Monday, May 9, 2011

Thoughts on Motherhood

After graduating college, I went on a mission for my church.  After four years of really just thinking about me and all things me related (my major, my interests, my grades, my scholastic abilities, etc.), I thought it would be really nice and developmentally essential to be focused on others for a set period of time (a year and a half). 

That year and a half was hard.  It was hard to not have a say over how I spent my time.  I worked.  Period.  End of Story.  My companion and I left our apartment by nine and came home by nine with a two hours for lunch and dinner sneaked in.  I remember longing to sit still for an hour or two and read a frivolous, non-church related book.  How lovely would it be to sleep in, just for one day.  And sometimes, I just wanted to be alone.  Really alone.  Not with my companion in the other room kind of alone.    

By the end of the year and a half, I was sort of done.  Don't get me wrong, it was one of the best times of my life with an extraordinary amount of personal growth, but it was hard, and I was exhausted by the end of it. 

Recently, I have been experiencing a sense of deja vu.  I long for stretches of uninterrupted time where I can just go and do my own thing: reading, watching a movie, update this blog, etc.  How lovely it would be to sleep in (or to even get uninterrupted sleep at night.)  And yes.  I even wish to be alone.  Really alone.  I realized that once again, I am on a mission.  A mission where my needs are secondary.  However this mission is called motherhood and unfortunately, it is going to last much longer than a year and a half.
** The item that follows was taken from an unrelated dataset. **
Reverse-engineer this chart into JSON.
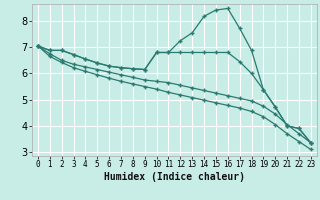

Like I found the on my first mission, the daily grind makes it really easy to loose focus on the bigger picture and its importance.  However, with a church mission, there were scheduled conferences and meetings intended specifically to boost morale and to remind you about how awesome you were and how you were doing a Great Work.  As cheesy as it may sound (my pre-mother self would be mocking me right now), morale boosting meetings sound really nice.  (And no, church meetings where I am trying to constrain my son and stop him from eating some petrified raisin that he found on the carpet do not count as morale boosting.)  Sometimes I need reminding that raising my son is the most significant thing I could be doing right now.

I guess what I do know is that hard things are worth it.  Sacrifice brings for blessings.  What doesn't kill you makes you stronger.  And you know, I can totally call payback when I am old and gray.  My children are going to take care of me and like it, by jingo. 


Hizzeather said...

Motherhood conferences are a great idea! If only we lived on the same coast, we could arrange those! And of course it would be good if I had a kid, too. :)


Angela said...

Motherhood is so important. My cousin does a blog that you so have to read. I don't think it's password protected, let me know if it is. It's at Try it out. It's full of reasons why motherhood is so important. PS loved the videos of your little one.

Kristina said...

Amen and hallelujah. Thought I should tell you that I get a boost from reading your posts. thanks for sharing!